Faced with a breakneck pace of development in the Yonge Street and Eglinton Avenue area, the City of Toronto spent the past eight years developing the Midtown in Focus plan to try to ensure the growth does not exceed the capacity of the area and that it continues to be a livable and vital neighbourhood.
The plan had public input. It was overwhelmingly approved at Toronto City Council. All that was needed was for the province of Ontario to sign off on it. And then Doug Ford was elected premier, and as Bob Dylan said, the times they are a changin’. Now, local residents are concerned that the plan will be appealed, and there is a chance the plan will be abandoned.
“Right now, the Minister [of Municipal Affairs and Housing] has three options in general,” said councillor Josh Matlow, who pushed the plan through city council. “He can approve it right now and make it policy, or he can reject it or reject any pieces, or he can sit on his hands and let it collect dust and do nothing.”

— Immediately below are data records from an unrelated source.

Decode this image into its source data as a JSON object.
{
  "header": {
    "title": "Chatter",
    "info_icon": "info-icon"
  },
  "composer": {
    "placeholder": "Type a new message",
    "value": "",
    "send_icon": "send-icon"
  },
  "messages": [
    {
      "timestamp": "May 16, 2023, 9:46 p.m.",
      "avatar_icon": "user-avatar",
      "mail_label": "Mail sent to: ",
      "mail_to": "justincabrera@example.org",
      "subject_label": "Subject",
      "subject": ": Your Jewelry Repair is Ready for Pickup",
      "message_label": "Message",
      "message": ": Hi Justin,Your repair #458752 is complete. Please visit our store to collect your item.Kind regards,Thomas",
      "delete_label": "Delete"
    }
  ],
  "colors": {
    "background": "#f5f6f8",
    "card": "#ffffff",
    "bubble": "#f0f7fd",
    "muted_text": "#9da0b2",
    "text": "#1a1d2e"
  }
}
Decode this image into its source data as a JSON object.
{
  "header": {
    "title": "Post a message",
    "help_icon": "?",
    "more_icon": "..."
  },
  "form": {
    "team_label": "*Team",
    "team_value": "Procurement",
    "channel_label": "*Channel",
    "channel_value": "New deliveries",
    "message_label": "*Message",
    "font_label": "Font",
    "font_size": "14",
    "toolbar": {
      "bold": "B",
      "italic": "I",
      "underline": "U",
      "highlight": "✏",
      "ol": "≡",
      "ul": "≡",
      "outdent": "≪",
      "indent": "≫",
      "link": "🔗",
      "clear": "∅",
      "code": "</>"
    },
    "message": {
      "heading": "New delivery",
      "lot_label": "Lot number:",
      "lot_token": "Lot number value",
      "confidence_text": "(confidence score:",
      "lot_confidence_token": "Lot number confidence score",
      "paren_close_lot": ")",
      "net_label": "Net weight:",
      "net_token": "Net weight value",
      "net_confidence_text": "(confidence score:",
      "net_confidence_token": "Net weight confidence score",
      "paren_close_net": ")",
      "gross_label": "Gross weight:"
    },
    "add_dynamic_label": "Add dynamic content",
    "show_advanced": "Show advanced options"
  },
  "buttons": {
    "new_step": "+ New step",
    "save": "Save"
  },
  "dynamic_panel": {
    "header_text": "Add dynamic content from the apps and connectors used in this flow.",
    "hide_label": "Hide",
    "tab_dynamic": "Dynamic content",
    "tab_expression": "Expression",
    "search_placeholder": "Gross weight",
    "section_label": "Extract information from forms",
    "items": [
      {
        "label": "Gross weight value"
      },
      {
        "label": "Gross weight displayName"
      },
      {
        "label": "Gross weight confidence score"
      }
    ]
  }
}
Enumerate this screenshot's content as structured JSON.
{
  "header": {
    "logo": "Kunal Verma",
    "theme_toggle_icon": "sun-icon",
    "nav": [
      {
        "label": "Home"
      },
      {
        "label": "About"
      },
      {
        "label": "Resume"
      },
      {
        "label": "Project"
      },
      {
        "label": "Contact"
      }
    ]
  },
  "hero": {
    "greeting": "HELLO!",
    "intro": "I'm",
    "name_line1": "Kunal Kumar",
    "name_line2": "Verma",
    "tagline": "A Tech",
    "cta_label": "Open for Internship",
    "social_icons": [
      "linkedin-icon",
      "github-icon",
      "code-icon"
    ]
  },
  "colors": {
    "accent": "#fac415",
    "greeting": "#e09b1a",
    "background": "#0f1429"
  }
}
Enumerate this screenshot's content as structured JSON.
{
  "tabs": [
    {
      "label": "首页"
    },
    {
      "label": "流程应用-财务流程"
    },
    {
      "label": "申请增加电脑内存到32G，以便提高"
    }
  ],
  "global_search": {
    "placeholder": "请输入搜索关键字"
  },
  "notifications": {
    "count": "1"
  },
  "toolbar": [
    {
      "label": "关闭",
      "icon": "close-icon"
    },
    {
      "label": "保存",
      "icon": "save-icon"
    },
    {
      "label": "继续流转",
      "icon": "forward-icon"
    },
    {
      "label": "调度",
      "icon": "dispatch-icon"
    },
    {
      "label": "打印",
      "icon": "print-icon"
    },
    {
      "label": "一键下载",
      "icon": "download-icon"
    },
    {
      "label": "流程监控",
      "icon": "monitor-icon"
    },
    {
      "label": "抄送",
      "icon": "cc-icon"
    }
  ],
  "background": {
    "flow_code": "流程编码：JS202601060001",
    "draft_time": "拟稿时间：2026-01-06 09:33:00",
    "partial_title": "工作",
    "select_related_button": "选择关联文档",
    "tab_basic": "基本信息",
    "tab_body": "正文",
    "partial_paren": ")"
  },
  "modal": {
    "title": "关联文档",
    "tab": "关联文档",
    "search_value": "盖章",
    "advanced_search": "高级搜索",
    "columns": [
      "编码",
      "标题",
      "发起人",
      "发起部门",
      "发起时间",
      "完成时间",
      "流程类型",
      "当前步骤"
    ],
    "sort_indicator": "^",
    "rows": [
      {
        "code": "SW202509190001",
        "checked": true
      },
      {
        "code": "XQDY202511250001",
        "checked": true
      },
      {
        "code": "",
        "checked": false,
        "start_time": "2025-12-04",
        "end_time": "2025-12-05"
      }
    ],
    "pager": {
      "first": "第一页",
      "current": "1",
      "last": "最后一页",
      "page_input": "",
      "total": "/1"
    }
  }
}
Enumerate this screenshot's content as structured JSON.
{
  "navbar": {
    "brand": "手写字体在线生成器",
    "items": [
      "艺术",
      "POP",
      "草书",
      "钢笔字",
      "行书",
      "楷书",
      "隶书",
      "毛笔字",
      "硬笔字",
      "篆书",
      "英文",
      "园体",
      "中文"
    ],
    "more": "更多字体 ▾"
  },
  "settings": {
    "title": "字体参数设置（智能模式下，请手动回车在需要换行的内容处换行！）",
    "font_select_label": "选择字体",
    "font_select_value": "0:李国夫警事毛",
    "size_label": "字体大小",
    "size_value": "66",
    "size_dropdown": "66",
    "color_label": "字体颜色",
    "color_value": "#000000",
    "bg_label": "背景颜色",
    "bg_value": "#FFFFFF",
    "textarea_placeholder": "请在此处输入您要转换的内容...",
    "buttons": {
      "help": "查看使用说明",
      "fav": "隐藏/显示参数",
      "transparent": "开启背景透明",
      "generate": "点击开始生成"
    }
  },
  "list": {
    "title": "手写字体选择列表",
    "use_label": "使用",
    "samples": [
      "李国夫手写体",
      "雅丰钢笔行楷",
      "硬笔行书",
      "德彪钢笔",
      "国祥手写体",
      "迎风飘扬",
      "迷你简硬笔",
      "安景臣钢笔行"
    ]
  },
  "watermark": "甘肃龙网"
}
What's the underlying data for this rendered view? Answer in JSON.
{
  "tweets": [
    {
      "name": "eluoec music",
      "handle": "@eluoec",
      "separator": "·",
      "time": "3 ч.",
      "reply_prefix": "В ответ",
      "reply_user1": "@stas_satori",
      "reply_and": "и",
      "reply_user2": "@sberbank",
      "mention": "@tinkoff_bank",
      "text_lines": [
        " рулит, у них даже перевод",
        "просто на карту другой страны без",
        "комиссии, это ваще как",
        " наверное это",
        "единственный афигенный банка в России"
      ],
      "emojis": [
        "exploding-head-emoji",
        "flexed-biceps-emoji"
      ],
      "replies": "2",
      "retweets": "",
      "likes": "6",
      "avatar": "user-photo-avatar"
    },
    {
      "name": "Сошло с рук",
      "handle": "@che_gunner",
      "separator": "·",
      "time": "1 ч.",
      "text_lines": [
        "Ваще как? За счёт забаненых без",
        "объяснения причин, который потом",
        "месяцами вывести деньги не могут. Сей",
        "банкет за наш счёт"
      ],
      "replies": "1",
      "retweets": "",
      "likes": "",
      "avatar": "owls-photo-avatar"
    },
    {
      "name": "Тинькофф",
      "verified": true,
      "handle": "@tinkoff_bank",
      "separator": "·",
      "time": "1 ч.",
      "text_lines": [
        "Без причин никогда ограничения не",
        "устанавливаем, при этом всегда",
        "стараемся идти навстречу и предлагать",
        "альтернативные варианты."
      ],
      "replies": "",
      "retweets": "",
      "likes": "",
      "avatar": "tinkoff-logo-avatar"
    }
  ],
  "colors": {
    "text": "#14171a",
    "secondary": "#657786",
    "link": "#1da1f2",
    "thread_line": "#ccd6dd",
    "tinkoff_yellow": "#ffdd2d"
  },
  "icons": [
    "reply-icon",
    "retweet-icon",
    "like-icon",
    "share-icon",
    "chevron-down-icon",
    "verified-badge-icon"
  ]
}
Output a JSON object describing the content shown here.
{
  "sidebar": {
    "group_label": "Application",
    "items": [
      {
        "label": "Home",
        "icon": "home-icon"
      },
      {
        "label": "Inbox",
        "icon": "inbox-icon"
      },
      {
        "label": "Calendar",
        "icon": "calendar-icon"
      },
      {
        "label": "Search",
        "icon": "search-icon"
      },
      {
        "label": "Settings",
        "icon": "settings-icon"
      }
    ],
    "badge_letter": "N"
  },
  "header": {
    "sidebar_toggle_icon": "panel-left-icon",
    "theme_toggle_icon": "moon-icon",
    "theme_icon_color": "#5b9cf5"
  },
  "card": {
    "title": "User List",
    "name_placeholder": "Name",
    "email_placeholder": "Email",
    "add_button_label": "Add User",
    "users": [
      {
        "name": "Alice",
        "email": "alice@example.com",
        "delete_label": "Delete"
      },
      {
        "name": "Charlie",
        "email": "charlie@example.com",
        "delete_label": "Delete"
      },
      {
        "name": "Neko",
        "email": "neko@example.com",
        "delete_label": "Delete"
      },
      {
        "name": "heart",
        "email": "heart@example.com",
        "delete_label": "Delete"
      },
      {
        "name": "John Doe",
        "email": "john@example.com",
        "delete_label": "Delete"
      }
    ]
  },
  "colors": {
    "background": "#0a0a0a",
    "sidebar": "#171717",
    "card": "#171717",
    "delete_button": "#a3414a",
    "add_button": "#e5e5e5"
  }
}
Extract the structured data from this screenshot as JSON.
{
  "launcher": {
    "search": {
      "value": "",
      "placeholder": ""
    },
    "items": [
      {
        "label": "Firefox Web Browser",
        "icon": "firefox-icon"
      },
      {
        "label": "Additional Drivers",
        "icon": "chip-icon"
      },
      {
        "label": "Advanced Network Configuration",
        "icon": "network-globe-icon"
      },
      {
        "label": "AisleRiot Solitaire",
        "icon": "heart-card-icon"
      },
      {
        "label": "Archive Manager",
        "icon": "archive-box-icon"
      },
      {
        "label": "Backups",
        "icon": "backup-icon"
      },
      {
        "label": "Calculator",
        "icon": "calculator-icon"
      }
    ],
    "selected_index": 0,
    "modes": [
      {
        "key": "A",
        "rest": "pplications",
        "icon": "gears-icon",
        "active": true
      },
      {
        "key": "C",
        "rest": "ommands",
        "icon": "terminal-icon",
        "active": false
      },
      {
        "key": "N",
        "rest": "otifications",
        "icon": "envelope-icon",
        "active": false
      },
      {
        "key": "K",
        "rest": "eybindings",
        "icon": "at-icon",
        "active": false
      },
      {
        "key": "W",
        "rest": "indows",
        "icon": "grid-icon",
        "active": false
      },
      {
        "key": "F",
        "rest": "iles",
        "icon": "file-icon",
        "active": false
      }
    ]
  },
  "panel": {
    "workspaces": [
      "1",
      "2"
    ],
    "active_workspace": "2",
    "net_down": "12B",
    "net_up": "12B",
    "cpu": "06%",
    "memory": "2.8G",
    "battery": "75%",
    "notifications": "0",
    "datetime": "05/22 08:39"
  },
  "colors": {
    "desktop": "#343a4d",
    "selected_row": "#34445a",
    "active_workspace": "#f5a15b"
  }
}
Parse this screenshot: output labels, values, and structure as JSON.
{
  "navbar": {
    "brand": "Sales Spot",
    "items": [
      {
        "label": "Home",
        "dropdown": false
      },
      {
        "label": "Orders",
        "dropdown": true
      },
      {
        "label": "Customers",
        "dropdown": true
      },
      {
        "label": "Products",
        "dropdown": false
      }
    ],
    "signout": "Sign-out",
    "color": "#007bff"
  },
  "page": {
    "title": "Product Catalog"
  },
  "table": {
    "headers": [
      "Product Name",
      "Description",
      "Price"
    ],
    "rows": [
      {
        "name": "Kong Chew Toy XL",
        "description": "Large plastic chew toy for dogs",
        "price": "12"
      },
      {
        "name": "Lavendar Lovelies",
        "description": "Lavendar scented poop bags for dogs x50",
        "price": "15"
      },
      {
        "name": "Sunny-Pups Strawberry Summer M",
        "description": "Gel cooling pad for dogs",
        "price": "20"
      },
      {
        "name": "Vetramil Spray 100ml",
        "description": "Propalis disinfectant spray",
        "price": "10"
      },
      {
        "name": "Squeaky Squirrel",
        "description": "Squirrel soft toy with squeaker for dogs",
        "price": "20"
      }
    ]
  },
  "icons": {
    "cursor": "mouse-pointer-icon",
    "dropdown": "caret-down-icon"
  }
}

If nothing is done by June, the plan can be appealed to the Local Planning Appeal Tribunal, and according to Matlow that seems likely.
“The minister could approve this today, if he chose to, and could just say it is going to be policy,” said Matlow. “It makes one wonder what pressure is he feeling from the development industry to not do that.”
Recently, local residents associations banded together to form the umbrella group North East Quadrant Alliance (NEQA) in an attempt to lobby the government to get the plan approved right away.
“We did so much work on this with the city. We went and made presentations, slide shows and got the community really involved to lobby the councillors, and that’s why they adopted it,” said Miria Ioannou of the newly formed NEQA.
“If we wait until June, it will just expire. It means we might not have a plan in place, and developers will just go ahead and build whatever they want.”
The Yonge and Eglinton area has already exceeded any and all growth targets for the area. The Toronto District School Board continues to erect signs at development sites warning potential residents that there might not be space in local schools, the Yonge subway line continues to run well over capacity. The area is full by most objective measures.
“It’s not like we are anti-development. Most of us live in condos, and we understand the need for more housing,” said Ioannou. “But this particular quadrant is getting dumped with an inordinate amount of development.”
Minister of Municipal Affairs and Housing Steve Clark was not available for comment.